In 2017, the UC Board of Regents approved a $1,332 increase in nonresident tuition. In 2018, it was raised by another 3.5 percent. And this year, a tuition increase of 2.6 percent has been approved for nonresident students.
The most recent hike will generate $28.9 million in revenue for UC campuses. Of this, only $2.9 million — 10 percent — will go toward increasing financial aid for out-of-state students. That is simply insubstantial financial assistance.
Aid offered to out-of-state students is already minimal, and tuition increases only further exacerbate the problem of affordability. The UC system cannot continue to use its students to make up for budget deficits resulting from insufficient state funding — especially since one of the most significant needs of UC students is increased financial aid.
Part of the UC’s planned budget for 2019-20 is to be designated to new resources to help students with the cost of attendance and for “expanding access for California resident students.” But so far, these are just vague proposals with no tangible plans publicly available. There needs to be a more specific and accessible plan that includes substantial increases in financial aid assistance for all students in order to alleviate the impacts of the tuition hike.
UC Office of the President spokesperson Claire Doan claimed that the tuition increase would not affect out-of-state students’ progress toward graduation or their ability to enroll because most nonresident students have higher median family incomes. But this increase isn’t happening in isolation. It may not seem like a large amount by itself, but in conjunction with the tuition raises over the past three years, the cost becomes more substantial.
Continuing on this track of increasing out-of-state tuition will ensure that wealthy students become the only nonresident students who can easily access a UC education. Tuition hikes such as these essentially punish nonresident students from low-income backgrounds, forcing them to borrow and accept larger loans while offering them virtually no financial aid.

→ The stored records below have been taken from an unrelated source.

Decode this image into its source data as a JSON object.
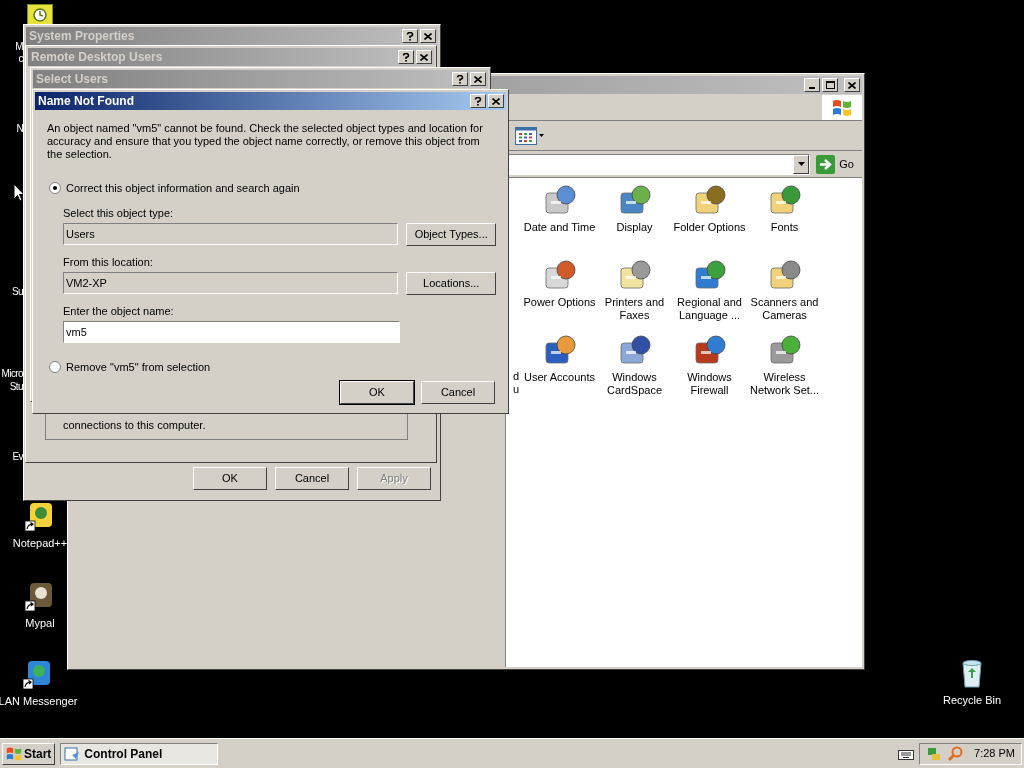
{
  "desktop": {
    "cut_labels": [
      "M",
      "c",
      "N",
      "Su",
      "Micro",
      "Stu",
      "Ev"
    ],
    "icons": [
      {
        "label": "Notepad++",
        "shortcut": true
      },
      {
        "label": "Mypal",
        "shortcut": true
      },
      {
        "label": "LAN Messenger",
        "shortcut": true
      },
      {
        "label": "Recycle Bin",
        "shortcut": false
      }
    ]
  },
  "control_panel": {
    "active": false,
    "go": "Go",
    "cut_column": [
      "d",
      "u"
    ],
    "items": [
      {
        "label": "Date and Time"
      },
      {
        "label": "Display"
      },
      {
        "label": "Folder Options"
      },
      {
        "label": "Fonts"
      },
      {
        "label": "Power Options"
      },
      {
        "label": "Printers and Faxes"
      },
      {
        "label": "Regional and Language ..."
      },
      {
        "label": "Scanners and Cameras"
      },
      {
        "label": "User Accounts"
      },
      {
        "label": "Windows CardSpace"
      },
      {
        "label": "Windows Firewall"
      },
      {
        "label": "Wireless Network Set..."
      }
    ]
  },
  "system_properties": {
    "title": "System Properties",
    "active": false,
    "buttons": [
      {
        "label": "OK",
        "disabled": false
      },
      {
        "label": "Cancel",
        "disabled": false
      },
      {
        "label": "Apply",
        "disabled": true
      }
    ]
  },
  "remote_desktop_users": {
    "title": "Remote Desktop Users",
    "active": false,
    "group_text": "connections to this computer."
  },
  "select_users": {
    "title": "Select Users",
    "active": false
  },
  "name_not_found": {
    "title": "Name Not Found",
    "active": true,
    "message": "An object named \"vm5\" cannot be found. Check the selected object types and location for accuracy and ensure that you typed the object name correctly, or remove this object from the selection.",
    "options": [
      {
        "label": "Correct this object information and search again",
        "selected": true
      },
      {
        "label": "Remove \"vm5\" from selection",
        "selected": false
      }
    ],
    "fields": [
      {
        "label": "Select this object type:",
        "value": "Users",
        "button": "Object Types...",
        "readonly": true
      },
      {
        "label": "From this location:",
        "value": "VM2-XP",
        "button": "Locations...",
        "readonly": true
      },
      {
        "label": "Enter the object name:",
        "value": "vm5",
        "readonly": false
      }
    ],
    "buttons": [
      {
        "label": "OK",
        "default": true
      },
      {
        "label": "Cancel",
        "default": false
      }
    ]
  },
  "taskbar": {
    "start": "Start",
    "tasks": [
      {
        "label": "Control Panel"
      }
    ],
    "clock": "7:28 PM"
  }
}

Students’ access to affordable education should not be threatened because the state is not dedicating enough money to the UC system. The UC Board of Regents and UC Office of the President need to be working harder to find solutions to budget deficits that do not include increasing the cost of attendance. Though there have been recent increases in state funding, UC must continue to actively lobby for more government funding for public universities.
California has one of the best public university systems in the country. But that will mean nothing if students can’t afford to attend UC schools.